How to lift a door using a pry bar
During door installation or repair, doors will need to be lifted in order for the hinges to be fitted.
If the door was to be installed with the bottom in contact with the ground, it would not open smoothly, as the bottom would scrape against the floor every time it was opened or closed. This would make the door harder to open, and eventually damage both door and floor.
Some tools exist which are designed specifically to lift doors, but, without access to these tools, it is possible to use a pry bar as a makeshift door lifter.
While it may seem easier and cheaper to lift the door yourself, without the aid of a lifting tool, this puts you in danger of painful pinched fingers, and restricts freedom of movement.
Relying on a co-worker to lift the door for you frees up your hands, but as they inevitably tire, the door's position will become less stable.
This guide will show you how to use a pry bar as a lifting aid when replacing a door hinge.
Which design is best?
Because of the high importance of keeping the door level and stable during hinge repair, a bar with a thick or rounded claw such as the standard pry bar or adjustable pry bar will not be suitable.
Of the other pry bars available, all are fit for the task, but the thinnest and flattest claws are available on the construction pry bar, and on wide-clawed models of precision pry bar.
Between the construction pry bar and wide-clawed precision pry bar, the decision depends on what you are most comfortable with. The construction pry bar is longer and heavier than the precision pry bar, and may be slightly more challenging to work with if you lack experience, but will give greater leverage due to its length.
What else will you need?
Wooden shingles (or other thin, scrap wood)

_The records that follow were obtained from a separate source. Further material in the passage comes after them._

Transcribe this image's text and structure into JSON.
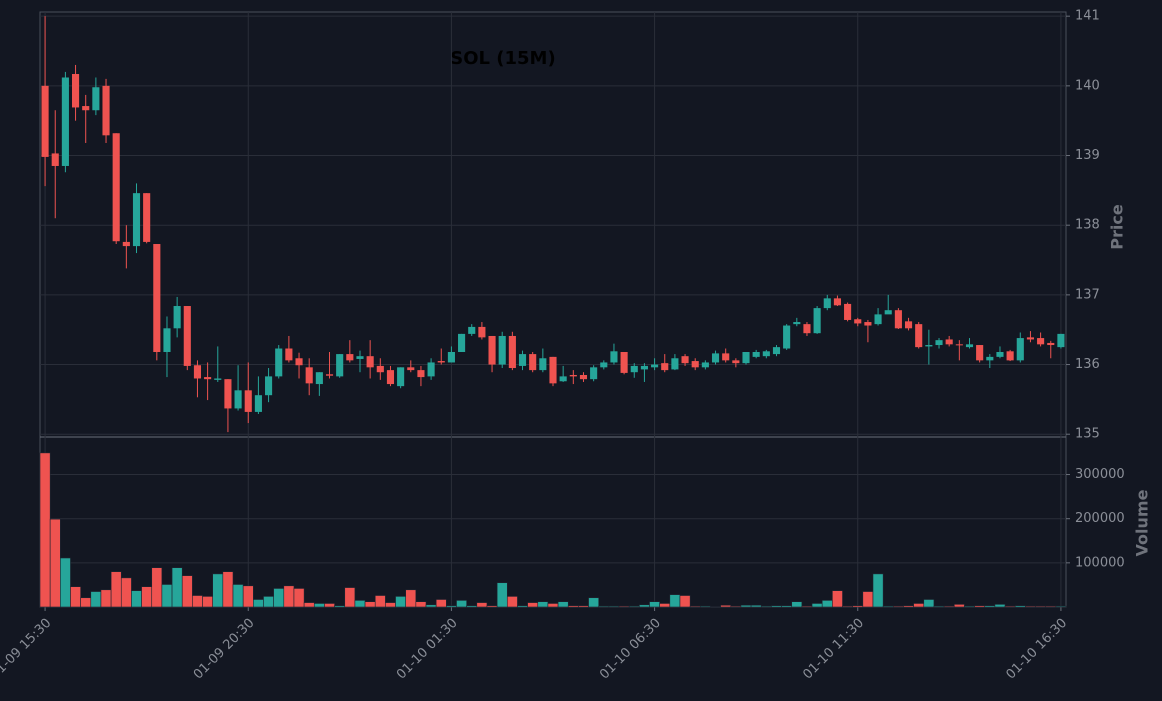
{
  "chart_data": {
    "type": "candlestick",
    "title": "SOL (15M)",
    "ylabel": "Price",
    "y2label": "Volume",
    "up_color": "#26a69a",
    "down_color": "#ef5350",
    "grid": true,
    "categories": [
      "01-09 15:30",
      null,
      null,
      null,
      null,
      null,
      null,
      null,
      null,
      null,
      null,
      null,
      null,
      null,
      null,
      null,
      null,
      null,
      null,
      null,
      "01-09 20:30",
      null,
      null,
      null,
      null,
      null,
      null,
      null,
      null,
      null,
      null,
      null,
      null,
      null,
      null,
      null,
      null,
      null,
      null,
      null,
      "01-10 01:30",
      null,
      null,
      null,
      null,
      null,
      null,
      null,
      null,
      null,
      null,
      null,
      null,
      null,
      null,
      null,
      null,
      null,
      null,
      null,
      "01-10 06:30",
      null,
      null,
      null,
      null,
      null,
      null,
      null,
      null,
      null,
      null,
      null,
      null,
      null,
      null,
      null,
      null,
      null,
      null,
      null,
      "01-10 11:30",
      null,
      null,
      null,
      null,
      null,
      null,
      null,
      null,
      null,
      null,
      null,
      null,
      null,
      null,
      null,
      null,
      null,
      null,
      null,
      "01-10 16:30"
    ],
    "open": [
      140.0,
      139.03,
      138.85,
      140.17,
      139.71,
      139.65,
      140.0,
      139.32,
      137.76,
      137.7,
      138.46,
      137.73,
      136.18,
      136.52,
      136.84,
      135.99,
      135.82,
      135.78,
      135.79,
      135.37,
      135.63,
      135.32,
      135.56,
      135.83,
      136.23,
      136.09,
      135.96,
      135.72,
      135.86,
      135.83,
      136.15,
      136.08,
      136.12,
      135.98,
      135.92,
      135.69,
      135.96,
      135.92,
      135.83,
      136.05,
      136.03,
      136.18,
      136.44,
      136.54,
      136.41,
      136.0,
      136.41,
      135.98,
      136.15,
      135.92,
      136.11,
      135.76,
      135.85,
      135.85,
      135.79,
      135.96,
      136.03,
      136.18,
      135.89,
      135.93,
      135.96,
      136.02,
      135.93,
      136.12,
      136.05,
      135.96,
      136.03,
      136.16,
      136.06,
      136.02,
      136.11,
      136.12,
      136.15,
      136.23,
      136.58,
      136.58,
      136.45,
      136.81,
      136.95,
      136.87,
      136.65,
      136.61,
      136.58,
      136.72,
      136.78,
      136.62,
      136.58,
      136.26,
      136.28,
      136.36,
      136.29,
      136.25,
      136.28,
      136.06,
      136.11,
      136.19,
      136.06,
      136.39,
      136.38,
      136.31,
      136.25
    ],
    "high": [
      141.0,
      139.65,
      140.2,
      140.3,
      139.87,
      140.12,
      140.1,
      139.32,
      138.0,
      138.6,
      138.46,
      137.73,
      136.69,
      136.97,
      136.84,
      136.06,
      136.03,
      136.26,
      135.79,
      135.99,
      136.03,
      135.83,
      135.95,
      136.28,
      136.41,
      136.17,
      136.09,
      135.89,
      136.18,
      136.15,
      136.35,
      136.2,
      136.35,
      136.09,
      135.98,
      135.96,
      136.06,
      135.98,
      136.09,
      136.23,
      136.26,
      136.44,
      136.58,
      136.61,
      136.41,
      136.47,
      136.47,
      136.2,
      136.18,
      136.23,
      136.11,
      135.98,
      135.92,
      135.89,
      135.99,
      136.06,
      136.3,
      136.18,
      136.02,
      136.02,
      136.09,
      136.15,
      136.15,
      136.15,
      136.09,
      136.06,
      136.2,
      136.23,
      136.09,
      136.18,
      136.21,
      136.21,
      136.28,
      136.58,
      136.67,
      136.61,
      136.84,
      137.0,
      136.99,
      136.89,
      136.67,
      136.64,
      136.81,
      137.0,
      136.81,
      136.67,
      136.61,
      136.5,
      136.38,
      136.41,
      136.35,
      136.38,
      136.28,
      136.15,
      136.26,
      136.21,
      136.46,
      136.48,
      136.46,
      136.34,
      136.44
    ],
    "low": [
      138.56,
      138.1,
      138.76,
      139.5,
      139.18,
      139.58,
      139.18,
      137.73,
      137.38,
      137.6,
      137.74,
      136.06,
      135.82,
      136.39,
      135.92,
      135.53,
      135.49,
      135.75,
      135.03,
      135.34,
      135.16,
      135.29,
      135.46,
      135.8,
      136.03,
      135.8,
      135.56,
      135.55,
      135.8,
      135.81,
      136.03,
      135.89,
      135.8,
      135.78,
      135.69,
      135.66,
      135.89,
      135.69,
      135.78,
      136.0,
      136.03,
      136.18,
      136.41,
      136.36,
      135.89,
      135.95,
      135.92,
      135.92,
      135.89,
      135.89,
      135.69,
      135.75,
      135.72,
      135.75,
      135.76,
      135.93,
      136.0,
      135.86,
      135.81,
      135.75,
      135.92,
      135.89,
      135.92,
      135.98,
      135.92,
      135.93,
      136.0,
      136.03,
      135.96,
      136.0,
      136.09,
      136.09,
      136.12,
      136.21,
      136.55,
      136.41,
      136.44,
      136.78,
      136.84,
      136.62,
      136.55,
      136.32,
      136.56,
      136.75,
      136.51,
      136.49,
      136.23,
      136.0,
      136.23,
      136.26,
      136.06,
      136.23,
      136.03,
      135.95,
      136.09,
      136.05,
      136.03,
      136.32,
      136.26,
      136.09,
      136.23
    ],
    "close": [
      138.98,
      138.85,
      140.12,
      139.69,
      139.65,
      139.98,
      139.29,
      137.77,
      137.7,
      138.46,
      137.76,
      136.18,
      136.52,
      136.84,
      135.98,
      135.8,
      135.79,
      135.8,
      135.37,
      135.63,
      135.32,
      135.56,
      135.83,
      136.23,
      136.06,
      135.99,
      135.73,
      135.89,
      135.84,
      136.15,
      136.06,
      136.12,
      135.96,
      135.89,
      135.72,
      135.96,
      135.92,
      135.82,
      136.03,
      136.03,
      136.18,
      136.44,
      136.54,
      136.39,
      136.0,
      136.41,
      135.95,
      136.15,
      135.92,
      136.09,
      135.73,
      135.83,
      135.83,
      135.79,
      135.96,
      136.03,
      136.19,
      135.88,
      135.98,
      135.98,
      136.0,
      135.92,
      136.09,
      136.02,
      135.96,
      136.03,
      136.16,
      136.06,
      136.02,
      136.18,
      136.18,
      136.19,
      136.25,
      136.56,
      136.61,
      136.45,
      136.81,
      136.95,
      136.85,
      136.64,
      136.59,
      136.56,
      136.72,
      136.78,
      136.52,
      136.52,
      136.25,
      136.28,
      136.35,
      136.29,
      136.28,
      136.29,
      136.06,
      136.11,
      136.18,
      136.06,
      136.38,
      136.36,
      136.29,
      136.28,
      136.44
    ],
    "volume": [
      349000,
      199000,
      111000,
      46000,
      21000,
      35000,
      39000,
      80000,
      66000,
      37000,
      46000,
      89000,
      51000,
      89000,
      71000,
      26000,
      24000,
      75000,
      80000,
      51000,
      48000,
      17000,
      24000,
      42000,
      48000,
      42000,
      10000,
      8000,
      8000,
      3000,
      44000,
      15000,
      12000,
      26000,
      10000,
      24000,
      39000,
      12000,
      5000,
      17000,
      3000,
      15000,
      3000,
      10000,
      3000,
      55000,
      24000,
      3000,
      10000,
      12000,
      8000,
      12000,
      3000,
      3000,
      21000,
      2000,
      2000,
      2000,
      2000,
      5000,
      12000,
      8000,
      28000,
      26000,
      2000,
      2000,
      1000,
      4000,
      2000,
      4000,
      4000,
      2000,
      3000,
      3000,
      12000,
      2000,
      8000,
      15000,
      37000,
      2000,
      3000,
      35000,
      75000,
      2000,
      2000,
      3000,
      8000,
      17000,
      2000,
      2000,
      6000,
      2000,
      3000,
      3000,
      6000,
      2000,
      3000,
      2000,
      2000,
      2000,
      2000
    ],
    "ylim": [
      134.96,
      141.06
    ],
    "yticks": [
      135,
      136,
      137,
      138,
      139,
      140,
      141
    ],
    "y2lim": [
      0,
      385000
    ],
    "y2ticks": [
      100000,
      200000,
      300000
    ]
  }
}
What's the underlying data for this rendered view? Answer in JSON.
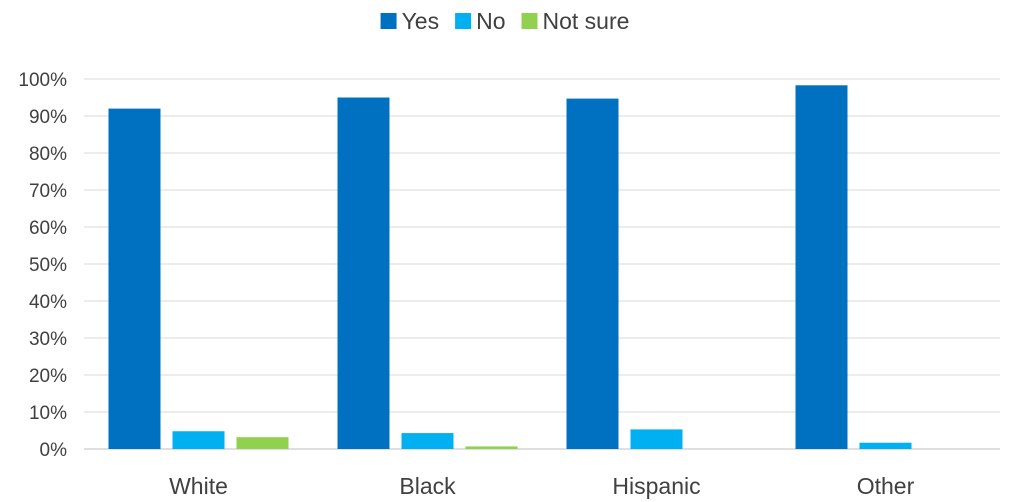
{
  "chart_data": {
    "type": "bar",
    "title": "",
    "xlabel": "",
    "ylabel": "",
    "categories": [
      "White",
      "Black",
      "Hispanic",
      "Other"
    ],
    "series": [
      {
        "name": "Yes",
        "color": "#0070C0",
        "values": [
          92,
          95,
          94.7,
          98.3
        ]
      },
      {
        "name": "No",
        "color": "#00B0F0",
        "values": [
          4.8,
          4.3,
          5.3,
          1.7
        ]
      },
      {
        "name": "Not sure",
        "color": "#92D050",
        "values": [
          3.2,
          0.7,
          0,
          0
        ]
      }
    ],
    "ylim": [
      0,
      100
    ],
    "yticks": [
      0,
      10,
      20,
      30,
      40,
      50,
      60,
      70,
      80,
      90,
      100
    ],
    "ytick_labels": [
      "0%",
      "10%",
      "20%",
      "30%",
      "40%",
      "50%",
      "60%",
      "70%",
      "80%",
      "90%",
      "100%"
    ],
    "grid": true,
    "legend_position": "top-center"
  }
}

Wonkee's hoof-by-hoof guide
Step 1 - Protect floor (optional)
If you want to protect the floor beneath the door you will be lifting, Wonkee recommends inserting a piece of shingle between the bottom of the door and the floor. This means that when pressure is applied to the heel of the pry bar, the shingle will take the force, eliminating the risk of damage to flooring materials.
Step 2 - Insert bar
Insert the bar between the bottom rail (the bottom of the door) and the floor.
If the door is still partially hung, you may need shingles to raise the bar high enough to touch the bottom rail. If this is the case, continue to add shingles until the bar claw makes contact with the door.
Step 3 - Apply pressure to opposite end of bar
Apply pressure to the opposite end of the bar until the door begins to lift.
Step 4 - Insert shingles beneath door edge
Insert another shingle beneath outer end of the bottom rail, as shown.
Step 5 - Remove pressure on pry bar
Carefully remove pressure from the pry bar claw, gently letting the door come to rest on the shingle inserted in Step 4. This will hold the door in position as you check the height of the hinge.
Step 6 - Check hinge position
Check the position of your hinge. You should aim for your hinge to lie flat against the hanging stile (the edge of the door to which the hinges attach).
Step 7 - Adjust height
If you find that your door is not high enough, apply pressure to the end of your pry bar to lift the door higher. Then take another shingle and insert it between the shingle inserted in Step 4 and the bottom rail.
Repeat Steps 5-7 until you are happy with the position of your hinge, continuing to add shingles to adjust the height.
When you are satisfied with the hinge position, you can fasten it in place.
Wonkee Donkee's top tip
If you need to make slight adjustments while working on the hinge, apply gentle pressure to the end of your pry bar with a foot, as if using a pedal. This will allow you to lift and lower the door small amounts while keeping your hands free.